En septiembre de 2018, en Buenos Aires y en Madrid, dos exhibiciones sin ninguna conexión formal pudieron haberse sentado a parlamentar en un terreno neutral ya sancionado por la crítica cultural, por la rutina, por las opresiones invisibles. En el Museo Reina Sofía, la exposición Dadá ruso 1914-1924 presentaba pinturas, collages, fotografías y filmes de artistas vinculados al zaum, el net net y el todismo de las etapas pre y pos revolucionarias; en el Centro Cultural Borges, en la exhibición Ramones & CBGB: Del caos a la cultura, se expuso una colección de la fotógrafa Roberta Bayley sobre la escena musical montada alrededor de la actual tienda de John Varvatos del East Village neoyorquino. Lefebvre debió haber sido el taquígrafo de esa conversación.

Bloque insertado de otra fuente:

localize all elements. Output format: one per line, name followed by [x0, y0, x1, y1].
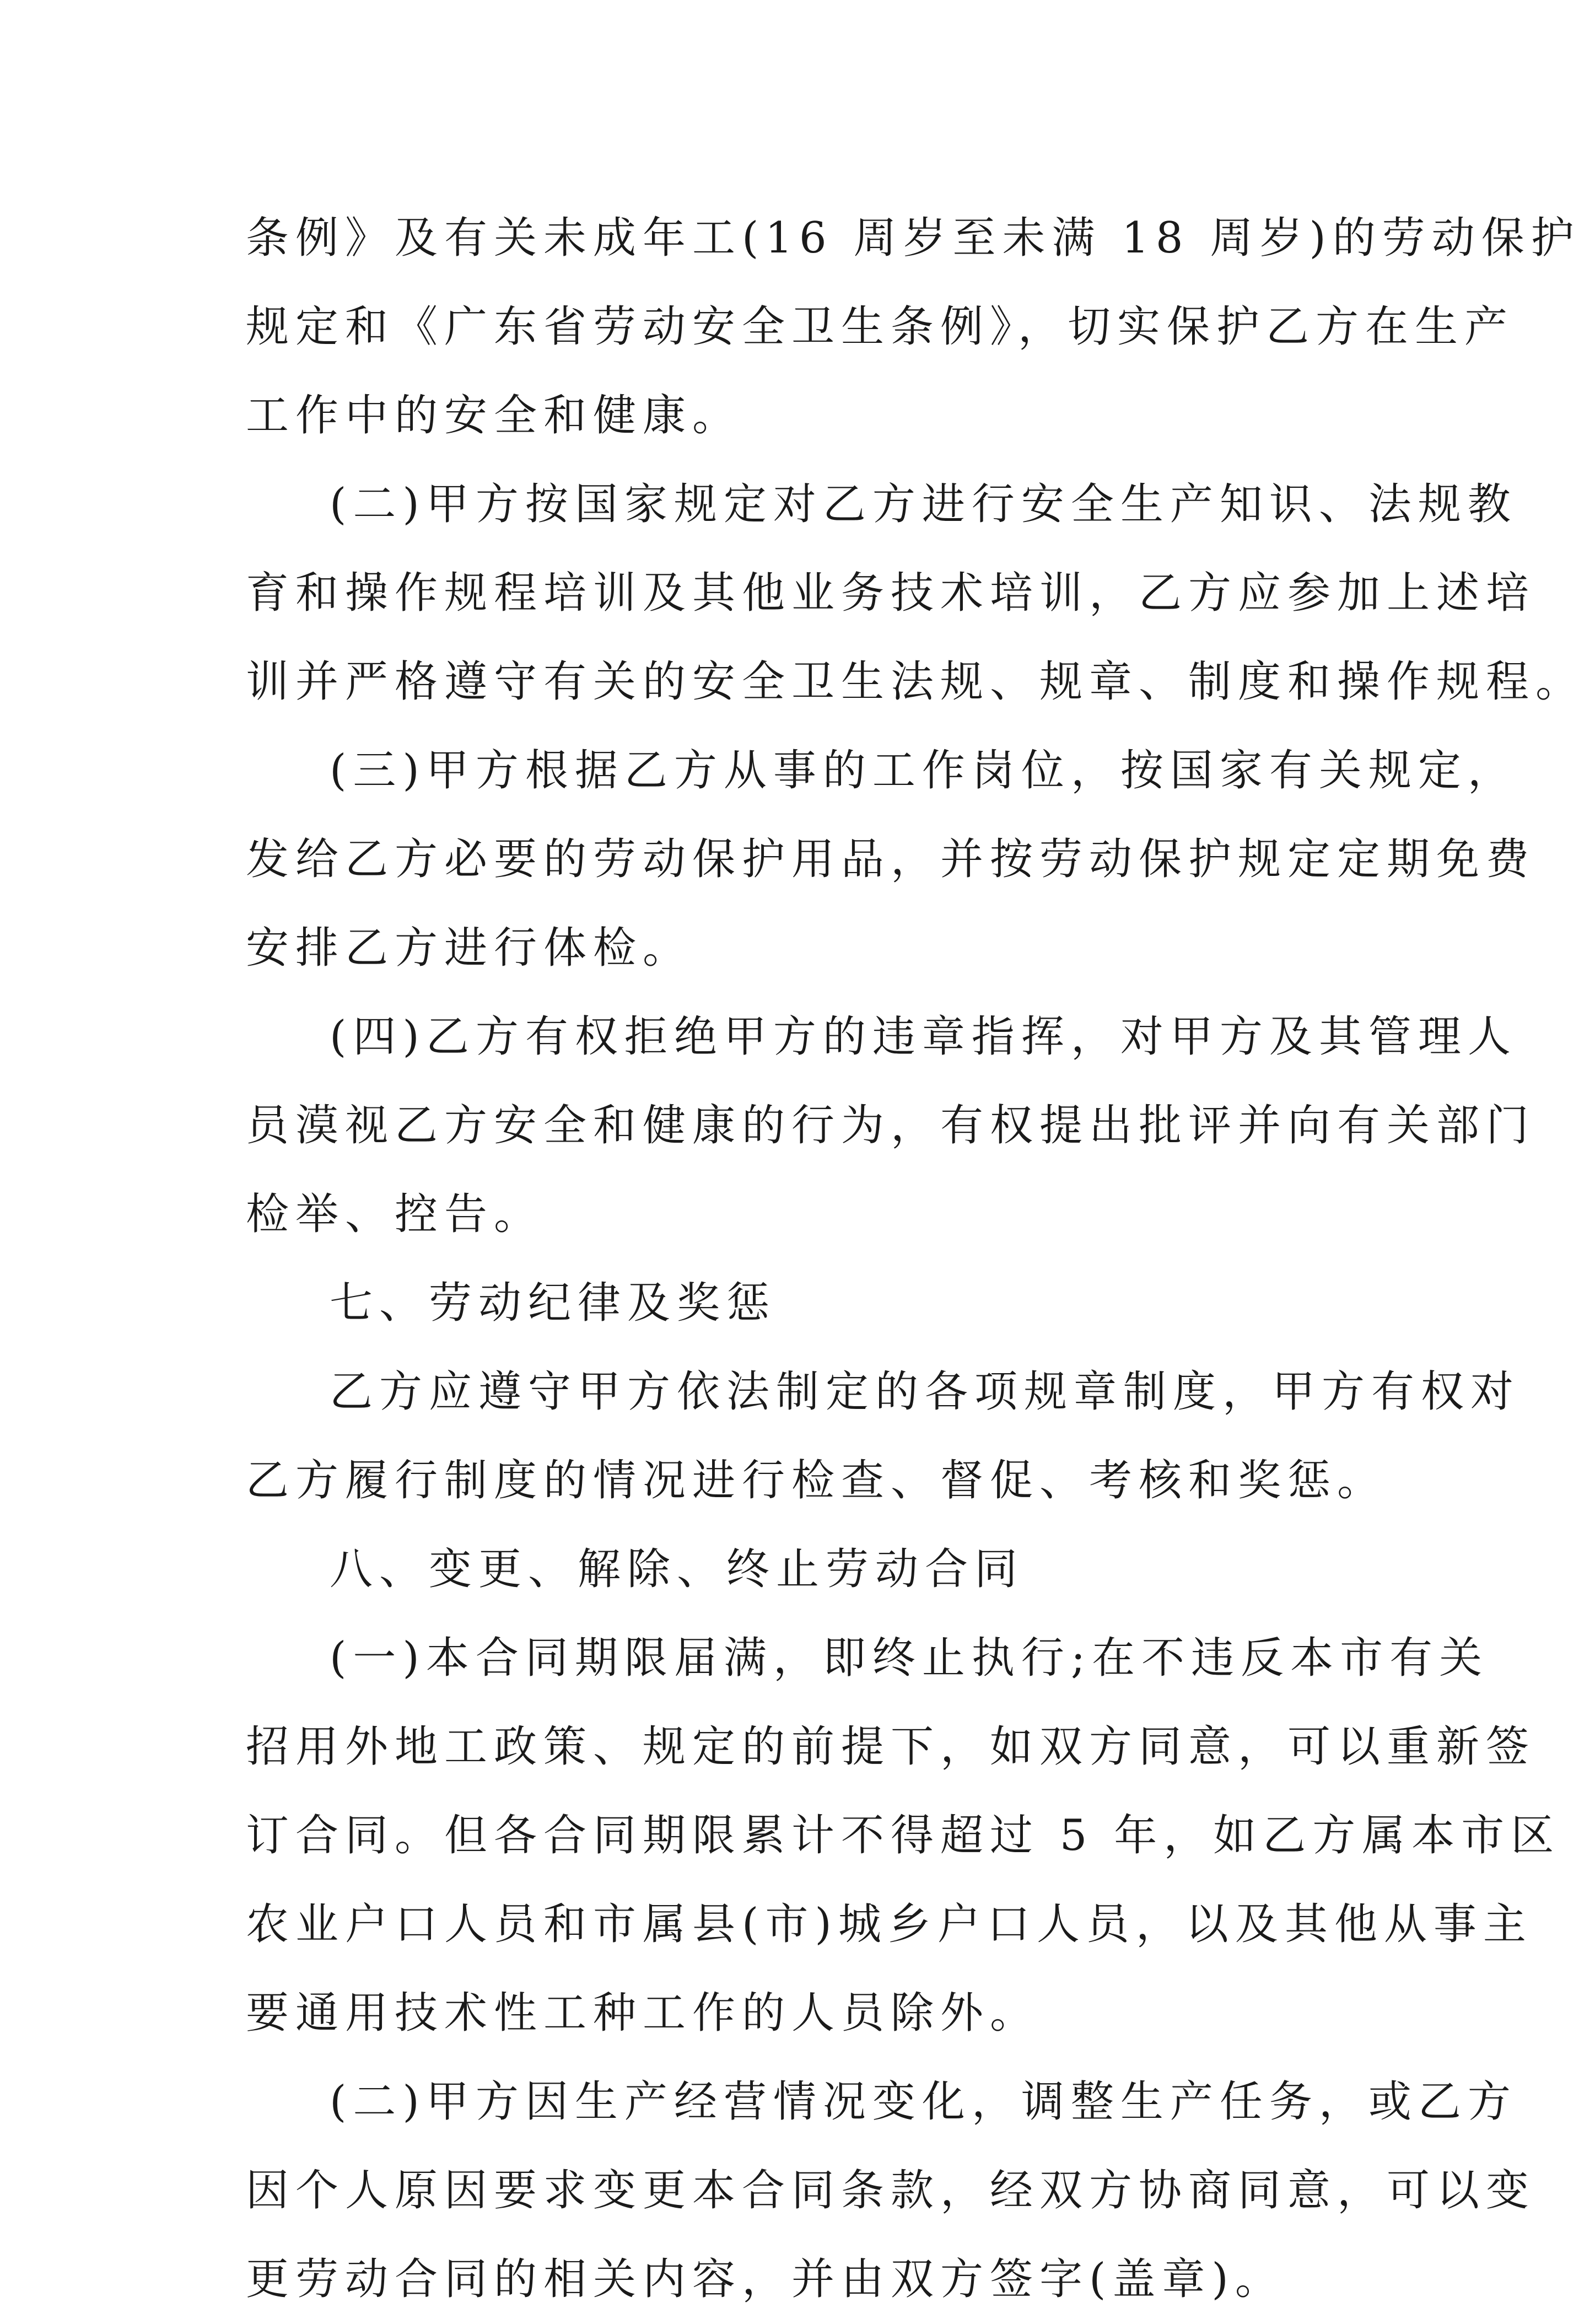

Hace décadas que los artefactos dadaístas (y en especial los surrealistas) se exhiben en los museos de las grandes capitales del planeta. Muchas obras, de hecho, son tan costosas que se presentan copias de las originales, aunque “las originales” no sean más que un mingitorio, una pala quitanieve y una rueda de bicicleta sobre un banquito. En las primeras décadas del siglo XX esos artefactos complejizaron los procesos epistemológicos de separación entre obras de arte y objetos de uso mundano; golpearon los límites que alejaban a la alta cultura de aquello que ni siquiera se consideraba cultura; se preguntaron qué era una obra “original” y qué estándares de valoración autorizaba o revocaba la exhibición en un museo. A nadie le sorprendía la exposición de un objeto de uso diario asumido como distante en el espacio o en el tiempo. Una vasija de cerámica africana cobraba valor porque se explicitaba el trecho que la separaba de la sociedad occidental industrial moderna, o sea, de la civilización. Pero la exposición de objetos de uso cotidiano que no estaban recubiertos por la legitimidad de la historia, las ciencias ni el exotismo, que no lo obligaban a uno a pensar: “Alguien usa esta vasija para preparar la sopa todos los días”, provocó escándalos y bataholas, y lo que siempre viene a continuación, que son prohibiciones, censuras y ocultamientos. Un siglo más tarde, replicados para mantener a resguardo los originales debido a su alto valor en el mercado, los viejos talismanes dadaístas son piezas de arte contemporáneo a los que ya nadie pretende prohibir, censurar ni ocultar. Estas piezas están a cientos de miles de kilómetros de los límites a los que antaño pisoteaban o contra los cuales rebotaban. Al no haber restricciones, no hay necesidad de reinventarse; al no existir censura, no existe la obligación de imaginar lenguajes secretos. Es la misma sensación que provocan las fotografías que Bayley tomó de todas aquellas personas, conmovedoramente jóvenes, cuando ni siquiera imaginaban que sus gestos cotidianos quedarían congelados como piezas de museo.